Abstract

The aim of this study is to describe the initial antibiotic treatment regimens, severity of illness, and in-hospital mortality among culture-negative (CN) and culture-positive (CP) patients with health-care-associated pneumonia (HCAP). We used a retrospective cohort study, examining adult patients with HCAP from Barnes-Jewish Hospital, a 1,200-bed urban teaching hospital. Eight hundred seventy patients with HCAP were identified over a 3-year period (January 2003 through December 2005) of whom 431 (49.5%) were CP. Among the non-CP patients, 290 (66.1%) had no respiratory cultures obtained, and 149 (33.9%) had no growth or nonpathogenic oral flora identified and were classified as CN. CN patients were more likely to have received an initial antibiotic regimen (ceftriaxone +/- azithromycin or moxifloxacin) targeting community-acquired pneumonia pathogens compared with CP patients (71.8% vs 25.5%, P < .001).

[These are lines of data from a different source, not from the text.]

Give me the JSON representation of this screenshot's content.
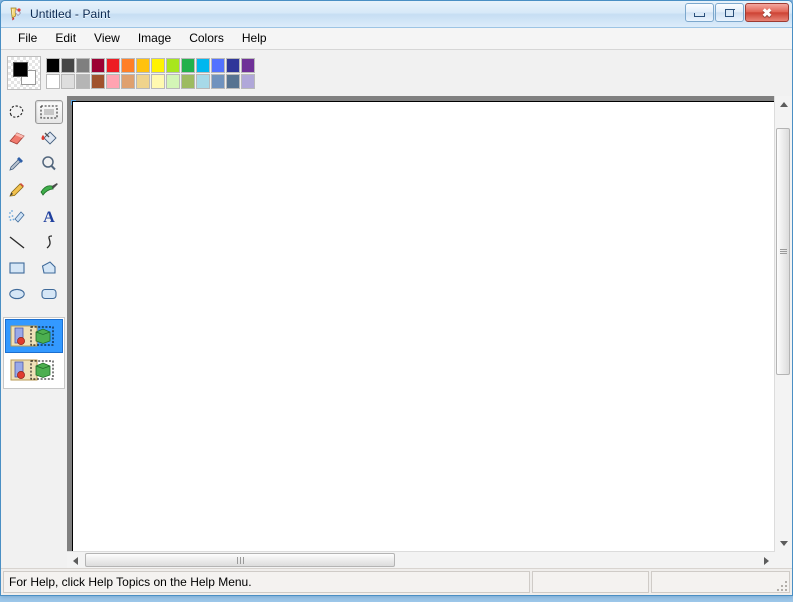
{
  "window": {
    "title": "Untitled - Paint",
    "icon": "paint-palette-icon",
    "controls": {
      "minimize": "Minimize",
      "maximize": "Maximize",
      "close": "Close"
    }
  },
  "menu": {
    "items": [
      {
        "label": "File"
      },
      {
        "label": "Edit"
      },
      {
        "label": "View"
      },
      {
        "label": "Image"
      },
      {
        "label": "Colors"
      },
      {
        "label": "Help"
      }
    ]
  },
  "palette": {
    "foreground": "#000000",
    "background": "#ffffff",
    "row_top": [
      "#000000",
      "#464646",
      "#7f7f7f",
      "#9c0033",
      "#ed1c24",
      "#ff7f27",
      "#ffc20e",
      "#fff200",
      "#a8e61d",
      "#22b14c",
      "#00b7ef",
      "#5271ff",
      "#2f3699",
      "#6f3198"
    ],
    "row_bottom": [
      "#ffffff",
      "#dedede",
      "#b5b5b5",
      "#a0522d",
      "#ffa3b1",
      "#dfa06e",
      "#efd38c",
      "#fff9b0",
      "#d3f5b6",
      "#9dbb61",
      "#a7d9e8",
      "#7092be",
      "#577391",
      "#b0a7d9"
    ]
  },
  "toolbox": {
    "tools": [
      {
        "name": "free-form-select",
        "label": "Free-Form Select",
        "selected": false
      },
      {
        "name": "rectangle-select",
        "label": "Select",
        "selected": true
      },
      {
        "name": "eraser",
        "label": "Eraser/Color Eraser",
        "selected": false
      },
      {
        "name": "fill-with-color",
        "label": "Fill With Color",
        "selected": false
      },
      {
        "name": "pick-color",
        "label": "Pick Color",
        "selected": false
      },
      {
        "name": "magnifier",
        "label": "Magnifier",
        "selected": false
      },
      {
        "name": "pencil",
        "label": "Pencil",
        "selected": false
      },
      {
        "name": "brush",
        "label": "Brush",
        "selected": false
      },
      {
        "name": "airbrush",
        "label": "Airbrush",
        "selected": false
      },
      {
        "name": "text",
        "label": "Text",
        "selected": false
      },
      {
        "name": "line",
        "label": "Line",
        "selected": false
      },
      {
        "name": "curve",
        "label": "Curve",
        "selected": false
      },
      {
        "name": "rectangle",
        "label": "Rectangle",
        "selected": false
      },
      {
        "name": "polygon",
        "label": "Polygon",
        "selected": false
      },
      {
        "name": "ellipse",
        "label": "Ellipse",
        "selected": false
      },
      {
        "name": "rounded-rectangle",
        "label": "Rounded Rectangle",
        "selected": false
      }
    ],
    "options": [
      {
        "name": "selection-opaque",
        "label": "Opaque selection background",
        "selected": true
      },
      {
        "name": "selection-transparent",
        "label": "Transparent selection background",
        "selected": false
      }
    ]
  },
  "canvas": {
    "background": "#ffffff",
    "workspace_background": "#808080"
  },
  "scrollbars": {
    "vertical": {
      "up": "scroll-up",
      "down": "scroll-down",
      "thumb_top_pct": 3,
      "thumb_height_pct": 56
    },
    "horizontal": {
      "left": "scroll-left",
      "right": "scroll-right",
      "thumb_left_pct": 3,
      "thumb_width_pct": 45
    }
  },
  "statusbar": {
    "hint": "For Help, click Help Topics on the Help Menu.",
    "panel2": "",
    "panel3": ""
  }
}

Severity of illness as assessed by ICU admission and mechanical ventilation (MV) was statistically lower in CN compared with CP patients (ICU admittance 12.1% vs 48.7%, P < .001; MV: 6.7% vs 44.5%, P < .001). In-hospital mortality and hospital length of stay were also statistically lower for CN patients (mortality: 7.4% vs 24.6%, P < .001; hospital length of stay: 6.7 +/- 7.4 days vs 12.1 +/- 11.7 days, P < .001). In this analysis, patients with CN HCAP had lower severity of illness, hospital mortality, and hospital length of stay compared with CP patients. These data suggest that patients with CN HCAP differ substantially from patients with HCAP with positive microbiologic cultures.